The commercial reality: investments follow returns
Despite the moral case for global equity, capital allocation is guided by return on investment. Major private players will continue to fund infrastructure where scale, energy price, regulation, and logistics make it profitable. That’s why the U.S., China, and a handful of other markets will keep pulling ahead unless deliberate public action changes the calculus. The pledges from OpenAI, Apple and the EU demonstrate two things: (1) private capital can be marshalled at unprecedented scale, and (2) public policy can shape, but not entirely dictate, where that capital lands.
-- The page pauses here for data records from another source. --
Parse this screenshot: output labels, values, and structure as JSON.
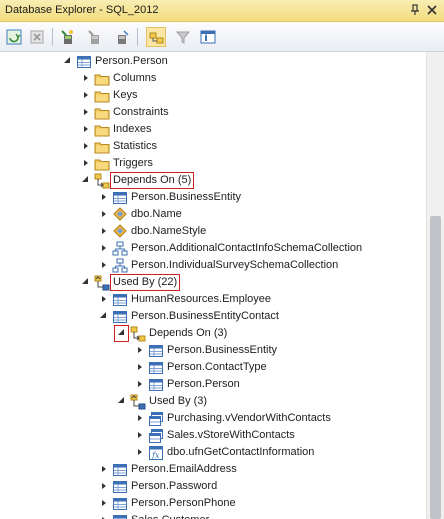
{
  "window": {
    "title": "Database Explorer - SQL_2012"
  },
  "titlebar_buttons": [
    "pin-icon",
    "close-icon"
  ],
  "toolbar": [
    "refresh-icon",
    "stop-icon",
    "connect-icon",
    "disconnect-icon",
    "clear-icon",
    "dependencies-icon",
    "filter-icon",
    "properties-icon"
  ],
  "tree": {
    "rows": [
      {
        "label": "Person.Person",
        "level": 0,
        "state": "expanded",
        "icon": "table-icon"
      },
      {
        "label": "Columns",
        "level": 1,
        "state": "collapsed",
        "icon": "folder-icon"
      },
      {
        "label": "Keys",
        "level": 1,
        "state": "collapsed",
        "icon": "folder-icon"
      },
      {
        "label": "Constraints",
        "level": 1,
        "state": "collapsed",
        "icon": "folder-icon"
      },
      {
        "label": "Indexes",
        "level": 1,
        "state": "collapsed",
        "icon": "folder-icon"
      },
      {
        "label": "Statistics",
        "level": 1,
        "state": "collapsed",
        "icon": "folder-icon"
      },
      {
        "label": "Triggers",
        "level": 1,
        "state": "collapsed",
        "icon": "folder-icon"
      },
      {
        "label": "Depends On (5)",
        "level": 1,
        "state": "expanded",
        "icon": "depends-icon",
        "highlight": true
      },
      {
        "label": "Person.BusinessEntity",
        "level": 2,
        "state": "collapsed",
        "icon": "table-icon"
      },
      {
        "label": "dbo.Name",
        "level": 2,
        "state": "collapsed",
        "icon": "type-icon"
      },
      {
        "label": "dbo.NameStyle",
        "level": 2,
        "state": "collapsed",
        "icon": "type-icon"
      },
      {
        "label": "Person.AdditionalContactInfoSchemaCollection",
        "level": 2,
        "state": "collapsed",
        "icon": "schema-icon"
      },
      {
        "label": "Person.IndividualSurveySchemaCollection",
        "level": 2,
        "state": "collapsed",
        "icon": "schema-icon"
      },
      {
        "label": "Used By (22)",
        "level": 1,
        "state": "expanded",
        "icon": "usedby-icon",
        "highlight": true
      },
      {
        "label": "HumanResources.Employee",
        "level": 2,
        "state": "collapsed",
        "icon": "table-icon"
      },
      {
        "label": "Person.BusinessEntityContact",
        "level": 2,
        "state": "expanded",
        "icon": "table-icon"
      },
      {
        "label": "Depends On (3)",
        "level": 3,
        "state": "expanded",
        "icon": "depends-icon",
        "expander_highlight": true
      },
      {
        "label": "Person.BusinessEntity",
        "level": 4,
        "state": "collapsed",
        "icon": "table-icon"
      },
      {
        "label": "Person.ContactType",
        "level": 4,
        "state": "collapsed",
        "icon": "table-icon"
      },
      {
        "label": "Person.Person",
        "level": 4,
        "state": "collapsed",
        "icon": "table-icon"
      },
      {
        "label": "Used By (3)",
        "level": 3,
        "state": "expanded",
        "icon": "usedby-icon"
      },
      {
        "label": "Purchasing.vVendorWithContacts",
        "level": 4,
        "state": "collapsed",
        "icon": "view-icon"
      },
      {
        "label": "Sales.vStoreWithContacts",
        "level": 4,
        "state": "collapsed",
        "icon": "view-icon"
      },
      {
        "label": "dbo.ufnGetContactInformation",
        "level": 4,
        "state": "collapsed",
        "icon": "function-icon"
      },
      {
        "label": "Person.EmailAddress",
        "level": 2,
        "state": "collapsed",
        "icon": "table-icon"
      },
      {
        "label": "Person.Password",
        "level": 2,
        "state": "collapsed",
        "icon": "table-icon"
      },
      {
        "label": "Person.PersonPhone",
        "level": 2,
        "state": "collapsed",
        "icon": "table-icon"
      },
      {
        "label": "Sales.Customer",
        "level": 2,
        "state": "collapsed",
        "icon": "table-icon"
      }
    ]
  },
  "colors": {
    "title_bg": "#f2dc7e",
    "highlight": "#d02020",
    "table_blue": "#3b6fb6",
    "folder": "#e8b84a"
  }
}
Where this conversation should go next
The next decade of AI will look less like a contest of algorithms and more like a contest over who controls the hardware, the standards, and the rules. For developing countries, the immediate choices are pragmatic: build local compute where feasible, design partnerships that transfer skills and ownership, and develop regulatory frameworks that protect citizens without repelling investment.
For global institutions and donors, the challenge is to treat compute access as a development priority. Funding pools that subsidize local AI compute, investments in energy and cooling infrastructure, and coordinated international efforts to expand chip manufacturing would lower barriers meaningfully.
Final thought
AI is not only a technology; it’s an infrastructure stack — and like railways or ports, its location shapes whose economies get built and whose values get encoded into daily life. The question for the rest of the world isn’t whether the AI race will continue — it will — but whether that race will be governed by a few centres of power or by a broader, more distributed set of actors that can shape AI’s benefits and norms.